Derrière cela, les frères Dardenne s'interrogent sur les rapports humains. Et sur ce point, on voit que les gens sont très différents dans leurs choix , leurs réactions et leurs motivations. La moralité des gens, leur altruisme, leur humanisme ou à l'inverse leur indifférence, voire carrément leur violence verbale est mise à jour. Il y en a qui culpabilisent et acceptent de changer leur vote. Il faut dire qu'il est bien plus difficile de dire non à quelqu'un en lui parlant que dans le cadre d'un vote secret. Mais il y en a qui restent sur leurs positions, qui estiment mériter cette prime ou qui tout simplement ne peuvent (veulent) pas s'en passer, pour des raisons qui sont plus ou moins crédibles.

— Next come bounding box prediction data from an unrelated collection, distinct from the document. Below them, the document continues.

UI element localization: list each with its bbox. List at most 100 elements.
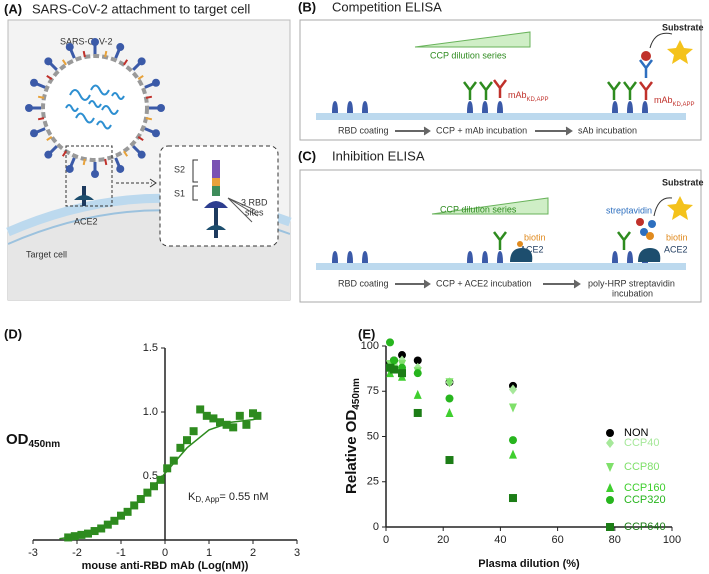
decoration-path (431, 197, 549, 215)
rbd (497, 251, 503, 263)
x-tick-label: 20 (437, 534, 449, 546)
rna-coil (90, 84, 110, 96)
spike-head (44, 150, 53, 159)
membrane-protein (137, 74, 144, 80)
marker-square (222, 420, 231, 429)
decoration-path (149, 178, 157, 188)
x-tick-label: 0 (162, 547, 168, 559)
marker-square (508, 494, 517, 503)
rbd (642, 101, 648, 113)
step-label: RBD coating (338, 125, 389, 135)
decoration-path (423, 279, 581, 289)
membrane-protein (61, 59, 67, 66)
panel-title: Inhibition ELISA (332, 148, 425, 163)
decoration-rect (316, 263, 686, 270)
rbd (467, 101, 473, 113)
legend-marker (606, 523, 614, 531)
x-tick-label: -2 (72, 547, 82, 559)
rbd (612, 251, 618, 263)
rbd-label: sites (245, 207, 264, 217)
ace2-label: ACE2 (520, 244, 544, 254)
marker-square (253, 411, 262, 420)
rbd (627, 101, 633, 113)
reaction-arrow (653, 197, 673, 217)
mab-text: mAb (654, 95, 673, 105)
legend-label: CCP80 (624, 461, 659, 473)
decoration-path (206, 225, 226, 230)
spike-head (137, 150, 146, 159)
fit-line (59, 417, 258, 540)
decoration-rect (212, 160, 220, 178)
marker-circle (413, 356, 422, 365)
antibody (639, 81, 653, 100)
decoration-circle (41, 54, 149, 162)
decoration-g (65, 84, 125, 130)
panel-title: Competition ELISA (332, 0, 442, 14)
substrate-star (667, 40, 693, 64)
decoration-rect (65, 145, 113, 207)
y-tick-label: 100 (361, 340, 379, 352)
marker-triangle (445, 407, 454, 417)
decoration-rect (299, 169, 702, 303)
biotin-label: biotin (666, 232, 688, 242)
rna-coil (65, 104, 79, 112)
y-tick-label: 25 (367, 476, 379, 488)
x-tick-label: -1 (116, 547, 126, 559)
rbd (612, 101, 618, 113)
decoration-rect (316, 113, 686, 120)
rna-coil (101, 105, 119, 115)
legend-label: CCP40 (624, 437, 659, 449)
marker-circle (390, 356, 399, 365)
marker-triangle (508, 449, 517, 459)
y-tick-label: 50 (367, 430, 379, 442)
annotation-text: = 0.55 nM (219, 491, 268, 503)
spike-head (91, 38, 99, 46)
spike-head (91, 170, 99, 178)
membrane-protein (82, 158, 86, 166)
antibody (493, 79, 507, 98)
membrane-protein (37, 117, 45, 121)
y-tick-label: 75 (367, 385, 379, 397)
marker-square (235, 411, 244, 420)
cell-label: Target cell (26, 249, 67, 259)
antibody (493, 231, 507, 250)
membrane-protein (104, 50, 108, 58)
mab-text: mAb (508, 90, 527, 100)
marker-circle (508, 436, 517, 445)
marker-circle (386, 338, 395, 347)
marker-square (202, 411, 211, 420)
spike-head (151, 129, 160, 138)
biotin-dot (517, 241, 523, 247)
marker-diamond (508, 384, 517, 395)
x-tick-label: 100 (663, 534, 681, 546)
decoration-path (192, 159, 198, 201)
rbd (347, 101, 353, 113)
panel-label: (E) (358, 326, 375, 341)
antibody (607, 81, 621, 100)
marker-square (390, 365, 399, 374)
x-axis-label: mouse anti-RBD mAb (Log(nM)) (82, 560, 249, 572)
streptavidin-hrp (648, 220, 656, 228)
legend-marker (606, 463, 614, 472)
streptavidin-hrp (646, 232, 654, 240)
x-tick-label: 80 (609, 534, 621, 546)
panel-label: (D) (4, 326, 22, 341)
membrane-protein (123, 59, 129, 66)
antibody (479, 81, 493, 100)
rna-coil (96, 120, 112, 130)
marker-square (249, 409, 257, 418)
marker-triangle-down (508, 403, 517, 413)
spike-head (65, 164, 74, 173)
legend-label: CCP160 (624, 482, 666, 494)
membrane-protein (61, 150, 67, 157)
hrp (641, 51, 651, 61)
marker-square (398, 369, 407, 378)
y-tick-label: 0 (373, 521, 379, 533)
spike-head (116, 43, 125, 52)
rbd (332, 101, 338, 113)
x-tick-label: 2 (250, 547, 256, 559)
x-tick-label: 1 (206, 547, 212, 559)
legend-marker (606, 438, 614, 448)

On peut juger les gens mais en tout état de cause, il n'est pas aisé de se positionner sur un tel sujet. Quelle serait notre réaction dans un pareil cas de figure ? Accepterait-on, dans un grand élan d'humanisme, de renoncer à une prime pour permettre à un collègue de travail de conserver son emploi ? Voilà un sacré dilemme moral.

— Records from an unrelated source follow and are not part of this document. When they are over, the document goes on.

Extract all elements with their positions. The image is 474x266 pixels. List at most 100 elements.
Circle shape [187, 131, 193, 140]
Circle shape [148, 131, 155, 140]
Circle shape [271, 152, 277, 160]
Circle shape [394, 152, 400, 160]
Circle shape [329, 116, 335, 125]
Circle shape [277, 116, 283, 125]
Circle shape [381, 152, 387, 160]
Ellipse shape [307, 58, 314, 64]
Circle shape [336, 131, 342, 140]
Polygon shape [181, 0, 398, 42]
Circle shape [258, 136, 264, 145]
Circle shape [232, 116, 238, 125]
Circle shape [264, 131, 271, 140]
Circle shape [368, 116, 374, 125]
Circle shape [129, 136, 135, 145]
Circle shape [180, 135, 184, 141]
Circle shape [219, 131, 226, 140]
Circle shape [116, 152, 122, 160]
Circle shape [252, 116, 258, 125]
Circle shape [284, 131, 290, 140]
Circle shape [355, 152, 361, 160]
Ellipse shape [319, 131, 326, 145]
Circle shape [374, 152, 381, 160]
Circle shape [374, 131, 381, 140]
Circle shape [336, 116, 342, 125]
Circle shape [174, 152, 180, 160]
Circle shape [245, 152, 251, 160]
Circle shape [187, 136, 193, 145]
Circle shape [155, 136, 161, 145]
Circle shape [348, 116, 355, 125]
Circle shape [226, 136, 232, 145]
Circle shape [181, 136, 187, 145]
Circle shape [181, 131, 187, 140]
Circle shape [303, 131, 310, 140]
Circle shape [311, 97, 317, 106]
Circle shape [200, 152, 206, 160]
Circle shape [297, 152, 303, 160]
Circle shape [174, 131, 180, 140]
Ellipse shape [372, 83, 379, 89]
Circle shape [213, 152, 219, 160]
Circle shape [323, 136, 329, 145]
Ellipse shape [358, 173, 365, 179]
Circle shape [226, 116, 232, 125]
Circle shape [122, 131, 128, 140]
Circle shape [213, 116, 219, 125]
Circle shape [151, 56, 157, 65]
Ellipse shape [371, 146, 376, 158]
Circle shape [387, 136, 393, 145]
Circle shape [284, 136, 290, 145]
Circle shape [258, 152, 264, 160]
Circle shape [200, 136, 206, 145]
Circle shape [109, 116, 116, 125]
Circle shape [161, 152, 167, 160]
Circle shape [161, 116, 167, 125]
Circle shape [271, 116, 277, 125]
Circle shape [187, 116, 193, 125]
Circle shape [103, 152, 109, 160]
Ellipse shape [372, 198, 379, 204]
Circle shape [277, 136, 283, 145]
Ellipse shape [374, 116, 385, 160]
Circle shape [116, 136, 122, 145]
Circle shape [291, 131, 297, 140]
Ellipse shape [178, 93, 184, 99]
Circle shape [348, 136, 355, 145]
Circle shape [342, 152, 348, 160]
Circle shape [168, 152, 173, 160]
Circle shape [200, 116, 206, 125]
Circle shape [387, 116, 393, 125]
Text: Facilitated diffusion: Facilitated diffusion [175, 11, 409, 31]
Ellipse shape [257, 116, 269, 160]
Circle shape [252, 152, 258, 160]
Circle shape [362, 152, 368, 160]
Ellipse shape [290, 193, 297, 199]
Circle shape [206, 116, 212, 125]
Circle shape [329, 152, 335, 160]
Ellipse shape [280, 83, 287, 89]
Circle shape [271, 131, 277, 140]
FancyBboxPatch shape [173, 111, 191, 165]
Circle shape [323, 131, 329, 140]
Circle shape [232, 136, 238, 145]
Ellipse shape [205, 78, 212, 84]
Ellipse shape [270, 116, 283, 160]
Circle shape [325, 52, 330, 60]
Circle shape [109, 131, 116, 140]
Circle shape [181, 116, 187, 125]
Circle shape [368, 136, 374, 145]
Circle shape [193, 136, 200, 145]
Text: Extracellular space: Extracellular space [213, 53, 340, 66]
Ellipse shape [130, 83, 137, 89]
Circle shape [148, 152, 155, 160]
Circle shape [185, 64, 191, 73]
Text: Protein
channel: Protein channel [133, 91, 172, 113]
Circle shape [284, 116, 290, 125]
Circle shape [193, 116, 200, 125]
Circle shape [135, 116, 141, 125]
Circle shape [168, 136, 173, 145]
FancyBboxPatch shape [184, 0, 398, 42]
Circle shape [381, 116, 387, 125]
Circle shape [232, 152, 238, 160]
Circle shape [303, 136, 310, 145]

Pour accentuer l'intensité des rencontres entre Sandra et ses différents collègues de travail, les frères Dardenne ont filmé leur héroïne au plus près. La caméra est toujours aux côtés de Sandra, comme si cette dernière ne faisait qu'un avec le sujet du film. Comme si Sandra était tout simplement un symbole.

Seul ombre au tableau de ce film très riche et passionnant, le côté redondant des scènes de rencontre entre Sandra et ses collègues. Certes, au regard du scénario, il y a des passages obligés mais cela paraît tout de même par moments un peu répétitif.

Pour interpréter le rôle de Sandra, les frères Dardenne ont fait confiance à l'actrice Marion Cotillard. Elle a parfaitement réussi à se fondre dans l'univers et dans le style des Dardenne. Celle qui a été révélée aux yeux du grand public en jouant Edith Piaf à l'écran, est totalement crédible dans le rôle de cette femme qui perd son boulot et trouve le courage (par le soutien indéfectible de ses proches, et notamment de son mari) – malgré plusieurs moments d'abattement on ne peut plus logiques – de se battre pour tenter de rester parmi les travailleurs.

De manière intelligente, les frères Dardenne ont refusé de terminer leur film par un happy end. Ils ont en revanche mis en valeur leur héroïne, qui est plus que jamais attachée à ses principes moraux.

Au final, Deux jours, une nuit, est un très bon film social et sans doute un des tous meilleurs des frères Dardenne. Leur accorder la palme d'or au dernier festival de Cannes n'aurait pas été une injustice. Bien au contraire.